Several solutions to the problem of longer washout times (independent of spray chamber design) have been proposed and employed, including extending the duration of solvent rinsing between samples, increasing the acidity of the rinse solution, adding simple rinse matrix modifiers, such as a small amount of Au in the case of Hg carryover, concocting a complex rinse solution, often containing compounds such as ammonia, hydrogen peroxide, EDTA, and or surfactants such as Triton X-100; however, there are possible complications and limitations of such techniques. Extending the duration of solvent rinsing reduces sample throughput and increases solvent consumption. Increasing the acidity of the rinse solution increases the consumption of often expensive trace metal grade acids and can degrade standard peristaltic pump tubing more rapidly, along with the sampler and skimmer cones. Matrix modifiers, such as Au, may be effective for some elements over others, and complex rinse solutions are time-consuming to blend and may contain costly reagents. All of these solutions lead to an increase in the operating cost of an ICP-MS and a decrease in sample throughput. For these reasons, it is imperative to include the design of the spray chamber when considering effective washout procedures.
Results
For the Helix CT vs. O-ring washout comparison, an Agilent® 5100 simultaneous dual view ICP-OES was used in combination with the SeaSpray DC nebulizer and Twister cyclonic spray chamber with Helix CT. The Helix CT is the only nebulizer-spray chamber interface that significantly reduces the dead volume around the nebulizer. This unique design minimizes washout time with highly concentrated samples, reducing sample-to-sample carryover and improving sample throughput. Figure 2 compares the time required to wash out a 10 ppm Molybdenum standard with the Helix CT interface and a Brand-X spray chamber with an O-ring interface. The results show that with the Helix nebulizer interface a 10 ppm standard can be washed out in as little as 4 seconds, whereas Brand-X takes 16 seconds. One can expect this time to significantly increase for more troublesome or sticky elements that are more prone to carryover issues.
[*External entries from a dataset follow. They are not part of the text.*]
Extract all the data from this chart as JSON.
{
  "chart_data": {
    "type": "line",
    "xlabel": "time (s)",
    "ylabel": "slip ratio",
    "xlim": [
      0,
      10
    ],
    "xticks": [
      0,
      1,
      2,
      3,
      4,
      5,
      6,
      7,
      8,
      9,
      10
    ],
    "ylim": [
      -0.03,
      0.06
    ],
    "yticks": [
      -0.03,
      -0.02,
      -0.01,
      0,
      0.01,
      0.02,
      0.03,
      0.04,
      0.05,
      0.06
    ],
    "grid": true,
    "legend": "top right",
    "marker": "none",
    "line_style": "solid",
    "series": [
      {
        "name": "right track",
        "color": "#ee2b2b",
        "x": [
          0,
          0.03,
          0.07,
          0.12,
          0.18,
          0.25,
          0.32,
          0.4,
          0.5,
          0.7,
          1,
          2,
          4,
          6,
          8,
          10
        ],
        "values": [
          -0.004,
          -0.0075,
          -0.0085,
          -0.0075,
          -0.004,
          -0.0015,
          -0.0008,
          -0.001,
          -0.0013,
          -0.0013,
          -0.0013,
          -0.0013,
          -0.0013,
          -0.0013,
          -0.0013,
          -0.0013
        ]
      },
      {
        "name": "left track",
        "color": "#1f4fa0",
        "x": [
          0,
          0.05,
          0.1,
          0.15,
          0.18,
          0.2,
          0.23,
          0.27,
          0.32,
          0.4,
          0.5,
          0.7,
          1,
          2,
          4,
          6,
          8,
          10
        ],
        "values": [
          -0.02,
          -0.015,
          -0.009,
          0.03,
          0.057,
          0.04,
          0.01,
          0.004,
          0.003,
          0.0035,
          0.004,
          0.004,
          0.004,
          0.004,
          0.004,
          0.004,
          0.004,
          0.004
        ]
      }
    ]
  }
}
For the cyclonic vs. Scott washout comparison, a Shimadzu® ICPMS-2030 was used in combination with a MicroMist DC nebulizer and both a Twister cyclonic spray chamber and a Brand-X double-pass Scott spray chamber to acquire time-resolved data for a 100 ppb solution of Hg preserved in 2% HNO3. The results in Figure 3 show that the design of the cyclonic spray chamber results in a 43% faster washout time using a standard 1% HNO3 rinse solution (with 1 ppm Au). For a 100 ppb Hg solution, the washout time for the cyclonic spray chamber was 36 seconds, whereas the washout time for the Scott-style spray chamber was 63 seconds.
In addition to this comparison, the washout time of a Glass Expansion Tracey spray chamber (single-pass) was compared to the same Twister spray chamber (double-pass). The results in Figure 4 show that the washout time is 39% faster utilizing a single-pass cyclonic spray chamber. For a 100 ppb Hg solution, the washout time for the Tracey was 22 seconds, whereas the washout time for the Twister was 36 seconds.